Bajo
un amplio cielo gris, en una vasta llanura polvorienta, sin sendas, ni césped,
sin un cardo, sin una ortiga, tropecé con muchos hombres que caminaban
encorvados.
Llevaba
cada cual, a cuestas, una quimera enorme, tan pesada como un saco de harina o
de carbón, o la mochila de un soldado de infantería romana.
Pero
el monstruoso animal no era un peso inerte; envolvía y oprimía, por el
contrario, al hombre, con sus músculos elásticos y poderosos; prendíase con sus
dos vastas garras al pecho de su montura, y su cabeza fabulosa dominaba la
frente del hombre, como uno de aquellos cascos horribles con que los guerreros
antiguos pretendían aumentar el terror de sus enemigos.
Interrogué
a uno de aquellos hombres preguntándole adónde iban de aquel modo. Me contestó
que ni él ni los demás lo sabían; pero que, sin duda, iban a alguna parte, ya
que les impulsaba una necesidad invencible de andar.
Observación
curiosa: ninguno de aquellos viajeros parecía irritado contra el furioso
animal, colgado de su cuello y pegado a su espalda; hubiérase dicho que lo
consideraban como parte de sí mismos.

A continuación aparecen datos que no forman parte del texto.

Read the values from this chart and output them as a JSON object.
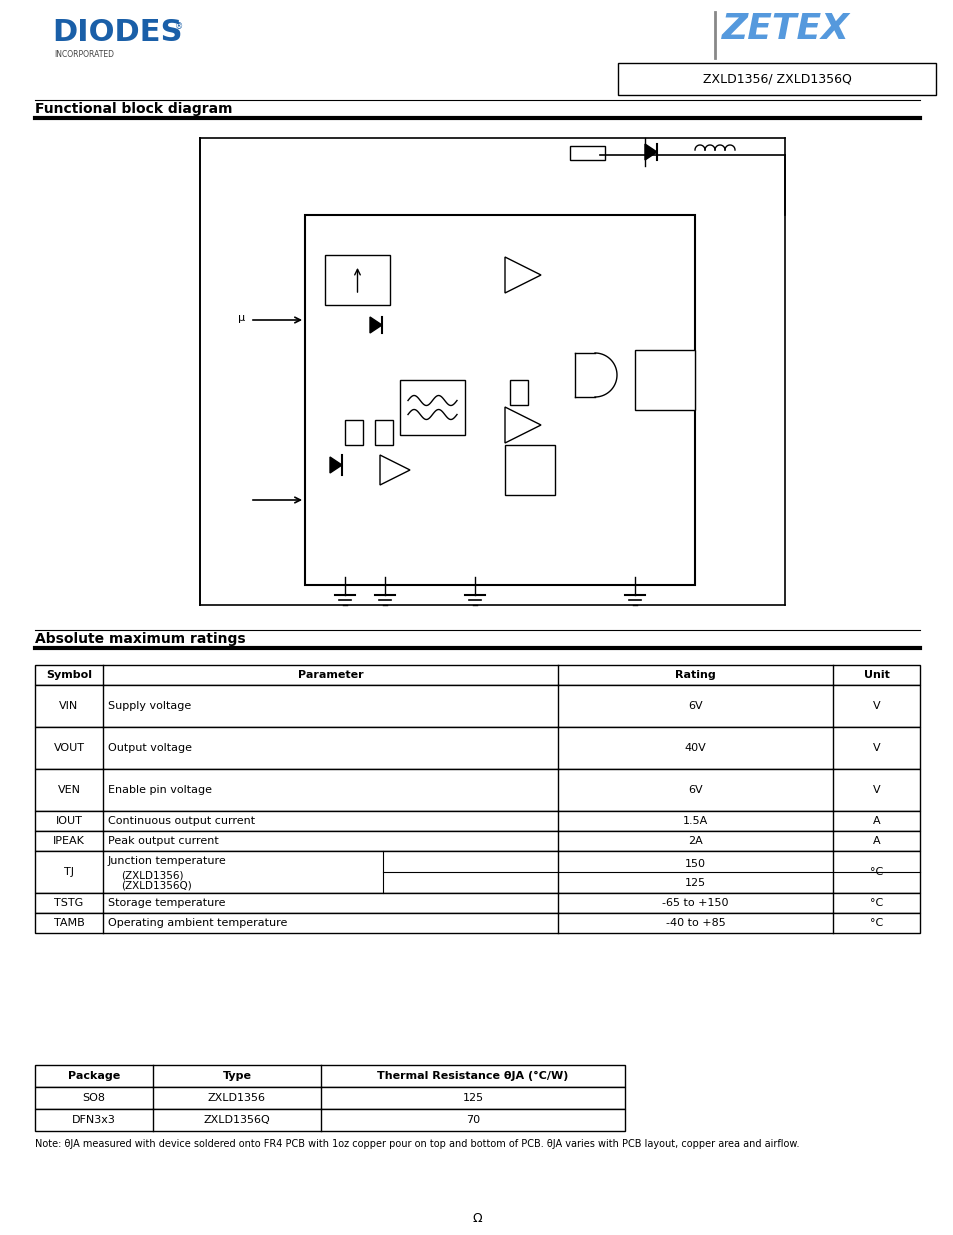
{
  "title": "ZXLD1356/ ZXLD1356Q",
  "title_box_text": "ZXLD1356/ ZXLD1356Q",
  "diodes_logo_text": "DIODES",
  "diodes_sub_text": "INCORPORATED",
  "zetex_logo_text": "ZETEX",
  "section1_title": "Functional block diagram",
  "section2_title": "Absolute maximum ratings",
  "bg_color": "#ffffff",
  "line_color": "#000000",
  "table1_headers": [
    "Symbol",
    "Parameter",
    "Rating",
    "Unit"
  ],
  "table1_rows": [
    [
      "VIN",
      "Supply voltage",
      "6V",
      "V"
    ],
    [
      "VOUT",
      "Output voltage",
      "40V",
      "V"
    ],
    [
      "VEN",
      "Enable pin voltage",
      "6V",
      "V"
    ],
    [
      "IOUT",
      "Continuous output current",
      "1.5A",
      "A"
    ],
    [
      "IPEAK",
      "Peak output current",
      "2A",
      "A"
    ],
    [
      "TJ",
      "Junction temperature|(ZXLD1356)|(ZXLD1356Q)",
      "150|125",
      "°C"
    ],
    [
      "TSTG",
      "Storage temperature",
      "-65 to +150",
      "°C"
    ],
    [
      "TAMB",
      "Operating ambient temperature",
      "-40 to +85",
      "°C"
    ]
  ],
  "table2_headers": [
    "Package",
    "Type",
    "Thermal Resistance θJA (°C/W)"
  ],
  "table2_rows": [
    [
      "SO8",
      "ZXLD1356",
      "125"
    ],
    [
      "DFN3x3",
      "ZXLD1356Q",
      "70"
    ]
  ],
  "note_text": "Note: θJA measured with device soldered onto FR4 PCB with 1oz copper pour on top and bottom of PCB. θJA varies with PCB layout, copper area and airflow.",
  "footer_omega": "Ω"
}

Tantos rostros fatigados y serios,
ninguna desesperación mostraban; bajo la capa esplenética del cielo, hundidos
los pies en el polvo de un suelo tan desolado como el cielo mismo, caminaban
con la faz resignada de los condenados a esperar siempre.
Y
el cortejo pasó junto a mí, y se hundió en la atmósfera del horizonte, por el
lugar donde la superficie redondeada del planeta se esquiva a la curiosidad del
mirar humano.
Me
obstiné unos instantes en querer penetrar el misterio; mas pronto la
irresistible indiferencia se dejó caer sobre mí, y me quedó más profundamente
agobiado que los otros con sus abrumadoras quimeras.